Par Arnaud Mangin - publié le 22 juillet 2005 à 03h05 ,
MAJ le 24 septembre 2009 à 17h32 - 0 commentaire(s)
Voici quelques mois nous nous étions penchés sur le cas Jason Vorheese, sorte d'ange déchu de l'adolescence à la tronche complètement ravagée par tous les malheurs qui lui sont tombés sur le coin de la gueule les vingt-cinq dernières années.

Chez DVDrama on a toujours le béguin pour les monstres de foires au faciès de pomme de terre, et s'il est bien moins populaire que son lointain cousin au masque de Hockey, Toxic Avenger n'en reste pas moins une curiosité, ne serait-ce que pour sa carrière cinématographique en dents de scie. Pour les vingt et un printemps du super héros –car il s'agit bel et bien d'un super héros, Troma met les bouchées doubles en rééditant tout d'abord l'intégrale de ses aventures en les regroupant dans la Tox-Box, un joli écrin contenant les trois premières de ses aventures ainsi que le film d'animation. Mais en éditant également le premier épisode dans une "Golden edition double DVD" remplie à ras bord et proposé pour la première fois dans son format d'origine, ainsi qu'une édition monstrueuse du dernier volet (le meilleur pour beaucoup de fans) à l'interactivité proprement hallucinante. Il ne nous en a pas fallu moins pour revenir sur l'histoire d'un héros aux antipodes de l'ordinaire.


Premier Traumatisme

Nous n'allons pas revenir sur la carrière du prolifique Llyod Kaufman, véritable malade de la caméra cherchant à constamment mettre en image les idées les plus farfelues qui lui traversent l'esprit. La boite qu'il conçu tout seul comme un grand n'a, pendant 9 ans, produit que de petits ovnis coquins où le plus balèze de tous serait celui qui montrerait le plus de tétons par quart d'heure. En créant enfin Toxic Avenger en 1984, le gaillard était bien loin de se douter qu'il tenait là le futur porte-étendard de sa firme. Ayant toujours eu pour vocation de casser, de balancer, dénoncer et s'acharner bien plus encore avec virulence sur tout ce qui mérite une pichenette, Kaufman accouche ici d'un script en or. Massacre du rêve américain tout d'abord, où personne n'a le droit à la différence, pas même la sale gueule la plus gentille du monde et quand bien même le gentil géant deviendrait le héros des enfants, ce serait avec une surabondance de rose bonbon totalement surréaliste. Il ne manquerait plus que les biches et les colombes, chose que Tim Burton a eu le temps de rattraper dans Mars Attacks. Mais également massacre du rêve tout court puisque la laideur et la faiblesse attirent les coups, eux même engendrant plus de laideur et de faiblesse laissant pleuvoir d'autres coups plus violents encore et ainsi de suite. Tromaville, sa population désordonnée et son gouvernement crapuleux devient rapidement le miroir (de poche) d'une société américaine casse-gueule.

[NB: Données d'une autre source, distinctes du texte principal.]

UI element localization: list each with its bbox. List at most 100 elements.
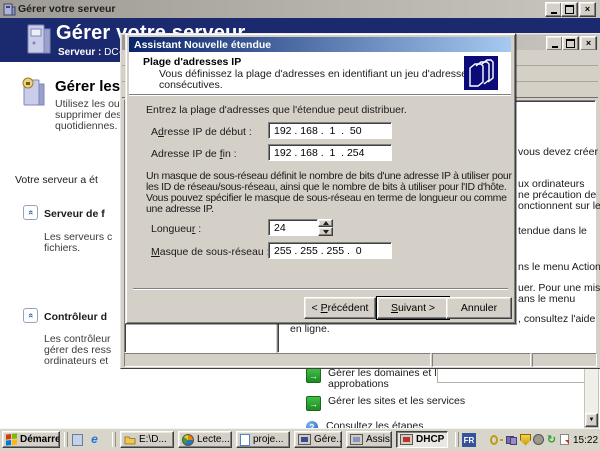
maximize-button[interactable] [562, 36, 579, 51]
start-ip-label: Adresse IP de début : [151, 126, 252, 138]
statusbar-segment [124, 353, 431, 367]
clock-status-icon[interactable] [533, 434, 544, 445]
close-icon: × [585, 5, 590, 14]
maximize-icon [565, 5, 574, 14]
windows-logo-icon [6, 433, 17, 445]
internet-explorer-icon[interactable]: e [89, 433, 100, 444]
key-icon[interactable] [492, 434, 503, 445]
taskbar-button-explorer[interactable]: E:\D... [120, 431, 174, 448]
help-text-fragment: vous devez créer [518, 146, 598, 158]
start-ip-input[interactable]: 192 . 168 . 1 . 50 [268, 122, 392, 139]
green-arrow-icon: → [306, 368, 321, 383]
tray-app-icon[interactable] [479, 434, 490, 445]
security-shield-icon[interactable] [520, 434, 531, 445]
wizard-header: Plage d'adresses IP Vous définissez la p… [129, 52, 511, 94]
media-player-icon [182, 434, 194, 446]
arrow-down-icon [323, 230, 329, 234]
taskbar-button-assistant[interactable]: Assis... [346, 431, 392, 448]
subnet-mask-value: 255 . 255 . 255 . 0 [274, 245, 362, 257]
end-ip-value: 192 . 168 . 1 . 254 [274, 147, 365, 159]
language-indicator[interactable]: FR [462, 433, 476, 447]
maximize-icon [566, 39, 575, 48]
help-text-fragment: onctionnent sur le [518, 200, 600, 212]
minimize-button[interactable] [545, 2, 562, 17]
header-divider [129, 94, 511, 96]
section-title-file-server: Serveur de f [44, 208, 105, 220]
subnet-mask-label: Masque de sous-réseau : [151, 246, 270, 258]
spinner-up-button[interactable] [318, 219, 333, 227]
tray-separator [455, 432, 459, 447]
network-icon[interactable] [506, 434, 517, 445]
help-text-fragment: en ligne. [290, 323, 330, 335]
section-text: ordinateurs et [44, 356, 108, 367]
window-title: Gérer votre serveur [18, 3, 115, 15]
content-box [437, 367, 597, 383]
back-button[interactable]: < Précédent [304, 297, 376, 319]
update-arrows-icon[interactable]: ↻ [546, 434, 557, 445]
minimize-icon [551, 12, 557, 14]
green-arrow-icon: → [306, 396, 321, 411]
minimize-button[interactable] [546, 36, 563, 51]
help-text-fragment: ns le menu Action. [518, 261, 600, 273]
server-icon [26, 23, 52, 57]
content-heading: Gérer les [55, 78, 120, 95]
close-icon: × [586, 39, 591, 48]
length-spinner[interactable] [318, 219, 333, 236]
wizard-page-subtitle: Vous définissez la plage d'adresses en i… [159, 69, 499, 91]
manage-roles-icon [20, 76, 48, 108]
taskbar-grip[interactable] [112, 432, 116, 447]
collapse-section-button[interactable]: » [23, 308, 38, 323]
cancel-button[interactable]: Annuler [446, 297, 512, 319]
subnet-mask-input[interactable]: 255 . 255 . 255 . 0 [268, 242, 392, 259]
scroll-down-button[interactable]: ▼ [585, 413, 598, 427]
taskbar-button-project[interactable]: proje... [236, 431, 290, 448]
collapse-section-button[interactable]: » [23, 205, 38, 220]
folder-icon [124, 435, 136, 445]
link-manage-sites[interactable]: → Gérer les sites et les services [306, 396, 470, 411]
length-label: Longueur : [151, 223, 201, 235]
chevron-up-icon: » [26, 313, 35, 318]
document-icon [240, 434, 250, 446]
mask-description: Un masque de sous-réseau définit le nomb… [146, 171, 512, 215]
taskbar-grip[interactable] [64, 432, 68, 447]
taskbar-button-dhcp[interactable]: DHCP [396, 431, 448, 448]
main-window-titlebar: Gérer votre serveur × [0, 0, 600, 18]
maximize-button[interactable] [561, 2, 578, 17]
end-ip-input[interactable]: 192 . 168 . 1 . 254 [268, 144, 392, 161]
scheduler-icon[interactable] [559, 434, 570, 445]
minimize-icon [552, 46, 558, 48]
length-input[interactable]: 24 [268, 219, 318, 236]
start-ip-value: 192 . 168 . 1 . 50 [274, 125, 362, 137]
help-text-fragment: tendue dans le [518, 225, 587, 237]
close-button[interactable]: × [580, 36, 597, 51]
taskbar: Démarrer e E:\D... Lecte... proje... Gér… [0, 428, 600, 451]
wizard-page-title: Plage d'adresses IP [143, 56, 241, 68]
wizard-instruction: Entrez la plage d'adresses que l'étendue… [146, 104, 407, 116]
button-divider [133, 288, 508, 290]
section-text: fichiers. [44, 243, 80, 254]
section-title-domain-controller: Contrôleur d [44, 311, 107, 323]
intro-text: quotidiennes. [55, 121, 117, 132]
start-button[interactable]: Démarrer [2, 431, 60, 448]
length-value: 24 [274, 222, 286, 234]
taskbar-button-manage-server[interactable]: Gére... [294, 431, 342, 448]
dhcp-console-icon [400, 434, 413, 445]
show-desktop-icon[interactable] [72, 434, 83, 445]
folders-icon [464, 56, 498, 90]
next-button[interactable]: Suivant > [377, 297, 449, 319]
app-icon [3, 3, 16, 16]
wizard-titlebar: Assistant Nouvelle étendue [129, 37, 511, 52]
chevron-up-icon: » [26, 210, 35, 215]
wizard-title: Assistant Nouvelle étendue [134, 39, 271, 51]
close-button[interactable]: × [579, 2, 596, 17]
help-text-fragment: , consultez l'aide [518, 313, 595, 325]
scrollbar[interactable]: ▼ [584, 368, 599, 428]
end-ip-label: Adresse IP de fin : [151, 148, 237, 160]
arrow-up-icon [323, 221, 329, 225]
computer-icon [298, 434, 311, 445]
statusbar-segment [532, 353, 597, 367]
spinner-down-button[interactable] [318, 227, 333, 236]
clock: 15:22 [573, 435, 598, 446]
computer-icon [350, 434, 363, 445]
taskbar-button-player[interactable]: Lecte... [178, 431, 232, 448]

Melvin Junko, étudiant pas complètement terminé et sans doute ravagé pas les émanations toxiques entourant la ville (Paf! un coup dans les dents de l'écologie) est un agent d'entretien d'une salle de sport de Tromaville, et accessoirement voyeur lorsque certaines nenettes acceptent d'écarter les guitares pour le premier bodybuildé venu dans les vestiaires. D'autres siphonnés du bulbe –vu la taille du bahut pour attardés visible dans le quatrième épisode on se pose de sérieuses questions quant au niveau culturel du bled-, moins débiles mais beaucoup plus agressifs, prennent peu à peu le pauvre Melvin comme souffre douleur et décident de le ridiculiser une bonne fois pour toutes. On le chauffe un peu, on lui fait enfiler un tutu de danseuse contre la promesse de pouvoir se taper la plus belle Playmette de la ville, et voilà une bonne occasion pour Melvin de se débarrasser enfin de sa petite rose. Une occasion qui vire rapidement en cauchemar lorsque le traquenard le trouve contraint à embrasser un mouton travesti devant tout le monde. Pour des raisons que seule sa honte pourrait expliquer, sa course folle dans les couloirs du gymnase, pour échapper à tous ces rires moqueurs, le pousse à soudainement se défenestrer. Un malheur n'arrivant jamais seul, un camion rempli de fûts de produits toxiques (re-paf l'écologie) se gare juste en dessous. Melvin voulant démontrer qu'il n'a pas son pareil pour plonger, fonce dedans la tête la première. Dans le genre naissance de mythe on a forcément connu plus gracieux.